The Beverly Center debuts the very first Halston Heritage boutique in Los… (Halston )
Halston was America’s first celebrity designer, creator of Jackie O's famous pillbox hat and a hard-partying denizen of Studio 54. He was also one of the first fashion figures to license his name, an experiment that failed miserably at the time but paved the way for the democratization of fashion as we know it today. And now, the latest iteration of his design legacy, the contemporary brand Halston Heritage, has a new home at the Beverly Center shopping mall.
The Los Angeles-based Halston Heritage opened its West Coast flagship Friday, three weeks after opening its first-ever store on Madison Avenue in New York City. Although the brand has been selling at department stores and boutiques for several seasons, the new stores bring life and context to the vision of Halston Chairman and Chief Executive Ben Malka for the first time. The former president of BCBG Max Azria, Malka took over Halston in 2011, pumping several million dollars of his own into the brand. And he couldn’t be prouder of the store located on Level 6 of the mall. “I’ve walked it a thousand times in my head,” he said, taking me on a tour of the space.
Halston died in 1990, and numerous people have tried unsuccessfully to revive the brand, including designers Randolph Duke, Bradley Bayou and Kevan Hall. In 2007, the name was bought by filmmaker Harvey Weinstein, who tried the celebrity angle, appointing Sarah Jessica Parker as creative director — an experiment that lasted for only a few months.
Weinstein is no longer involved. And this time, Malka is going a different route, emphasizing the product over the people creating it, and that includes Halston himself.
Inside the store, you won’t find a single portrait of the designer, whose heyday was the 1960s and ’70s (“That would be cheesy,” Malka said). But you will find more subtle nods to the master of sexy minimalism, who created Ultrasuede shirtwaist dresses, six-ply cashmere turtleneck sweaters and jersey halter gowns that have influenced everyone from Michael Kors to Celine’s Phoebe Philo.
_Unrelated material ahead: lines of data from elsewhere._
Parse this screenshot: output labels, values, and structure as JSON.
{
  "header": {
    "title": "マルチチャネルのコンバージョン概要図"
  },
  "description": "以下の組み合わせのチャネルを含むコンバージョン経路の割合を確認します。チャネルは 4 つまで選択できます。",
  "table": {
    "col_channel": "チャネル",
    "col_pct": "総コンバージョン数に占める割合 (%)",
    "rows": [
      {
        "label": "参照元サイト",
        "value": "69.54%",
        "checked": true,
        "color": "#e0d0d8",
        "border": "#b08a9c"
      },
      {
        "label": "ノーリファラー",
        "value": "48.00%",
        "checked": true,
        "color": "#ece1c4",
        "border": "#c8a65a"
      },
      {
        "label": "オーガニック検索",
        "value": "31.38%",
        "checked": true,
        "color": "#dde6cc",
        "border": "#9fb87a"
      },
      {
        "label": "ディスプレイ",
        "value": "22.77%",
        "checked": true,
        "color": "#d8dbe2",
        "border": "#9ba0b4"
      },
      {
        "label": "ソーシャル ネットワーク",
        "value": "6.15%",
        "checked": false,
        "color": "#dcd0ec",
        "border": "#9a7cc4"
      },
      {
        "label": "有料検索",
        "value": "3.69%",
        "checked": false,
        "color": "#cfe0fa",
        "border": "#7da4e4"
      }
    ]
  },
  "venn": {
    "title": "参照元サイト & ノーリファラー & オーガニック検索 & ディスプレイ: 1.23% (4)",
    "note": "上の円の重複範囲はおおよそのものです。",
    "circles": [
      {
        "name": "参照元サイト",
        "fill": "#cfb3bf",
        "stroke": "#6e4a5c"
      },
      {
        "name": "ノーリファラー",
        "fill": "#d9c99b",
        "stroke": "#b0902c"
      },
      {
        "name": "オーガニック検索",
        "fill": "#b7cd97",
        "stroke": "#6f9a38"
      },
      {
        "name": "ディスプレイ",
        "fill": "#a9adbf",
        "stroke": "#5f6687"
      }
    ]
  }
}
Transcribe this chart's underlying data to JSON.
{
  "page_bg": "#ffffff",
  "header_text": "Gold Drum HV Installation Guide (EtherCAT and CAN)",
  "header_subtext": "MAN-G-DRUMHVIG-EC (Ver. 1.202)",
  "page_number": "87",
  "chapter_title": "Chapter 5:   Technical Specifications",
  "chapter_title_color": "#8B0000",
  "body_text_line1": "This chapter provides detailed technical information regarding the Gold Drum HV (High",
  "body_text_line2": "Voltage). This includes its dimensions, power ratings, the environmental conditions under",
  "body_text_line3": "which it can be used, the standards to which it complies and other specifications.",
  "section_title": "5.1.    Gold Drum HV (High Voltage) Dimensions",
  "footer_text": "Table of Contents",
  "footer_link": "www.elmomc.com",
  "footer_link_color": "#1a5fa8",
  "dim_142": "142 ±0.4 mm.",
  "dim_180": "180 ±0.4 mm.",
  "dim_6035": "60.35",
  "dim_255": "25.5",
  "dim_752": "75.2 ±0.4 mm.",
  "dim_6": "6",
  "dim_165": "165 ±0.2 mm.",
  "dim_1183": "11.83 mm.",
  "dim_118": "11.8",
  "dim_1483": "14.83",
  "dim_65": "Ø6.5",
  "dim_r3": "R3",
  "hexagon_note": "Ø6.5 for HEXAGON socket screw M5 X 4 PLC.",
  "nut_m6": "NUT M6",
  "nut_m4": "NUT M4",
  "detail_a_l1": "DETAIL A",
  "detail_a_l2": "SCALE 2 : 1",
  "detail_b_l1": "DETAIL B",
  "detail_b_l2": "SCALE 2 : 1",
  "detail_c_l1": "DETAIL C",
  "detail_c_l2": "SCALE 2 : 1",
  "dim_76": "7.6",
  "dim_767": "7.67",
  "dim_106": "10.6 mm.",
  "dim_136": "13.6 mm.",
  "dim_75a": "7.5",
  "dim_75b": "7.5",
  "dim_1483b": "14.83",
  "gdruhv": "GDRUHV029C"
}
The glass facade features an “H” within an “H” graphic derived from the original Halston logo. Inside, mannequins staged on a platform are meant to evoke the theatricality for which Halston’s models were known. Other design elements of the store’s interior were inspired by Halston's New York apartment, including the architectural-looking, amber-and-gray-tone shelving displaying handbags, and the floating staircase erected to showcase the new footwear collection. (Malka’s wife, Anita Jansens-Malka, is in charge of accessory design.)
Like everyone else in the business of reviving old fashion brands, Malka is trying to simultaneously capitalize on, and move beyond, his namesake designer. For shoppers who know the name, Malka hopes they remember Halston not only as disco denizen but as Halston, creator of American sportswear. That’s the focus of the Halston Heritage collection, which is created by an L.A.-based design team. The clothes have a spare minimalism and sportiness similar to what’s being offered from brands like Theory, Vince and Helmut Lang and the same contemporary price point. (Malka also plans to launch a higher-end collection under the Halston name, though he doesn’t know when.)
Highlights include a white leather paneled cotton canvas peplum jacket ($695); a belted, white shirtdress with box pleat details and a shirttail hem that curves into the front yoke ($575); slim cream leather and ponte knit pants ($895); a poppy-colored, elbow-sleeve, boat-neck gown with a draped back ($895); matte white crocodile pointy toe pumps ($345); and a gold linen doctor bag ($495). The hardware on soft clutch bags ($450) echoes the organic forms in Halston’s jewelry and perfume bottles, which were created by Elsa Peretti.
Unlike the previous incarnation of the brand, which emphasized slinky, sparkly evening gowns over daytime looks, Halston Heritage has both, and it’s aimed at working women ages 30 to 50 years old, he said, “because this is how [that age group] dresses today. They don’t look like Samantha Stevens in ‘Bewitched,’ who looked 50 at age 28.”
“Whether you know the brand or you don’t, we’re hoping it doesn’t matter. At the end of the day, you see a beautiful store with everyday stuff that has a certain style and is approachable and affordable,” Malka said. “And without naming names, there are 20 brands out there right now that are influenced by this, by the simplicity, the drape, the clean lines. The question isn’t, ‘Is it relevant to today?’ because it’s already out there. And this is where it came from, it started with Halston.”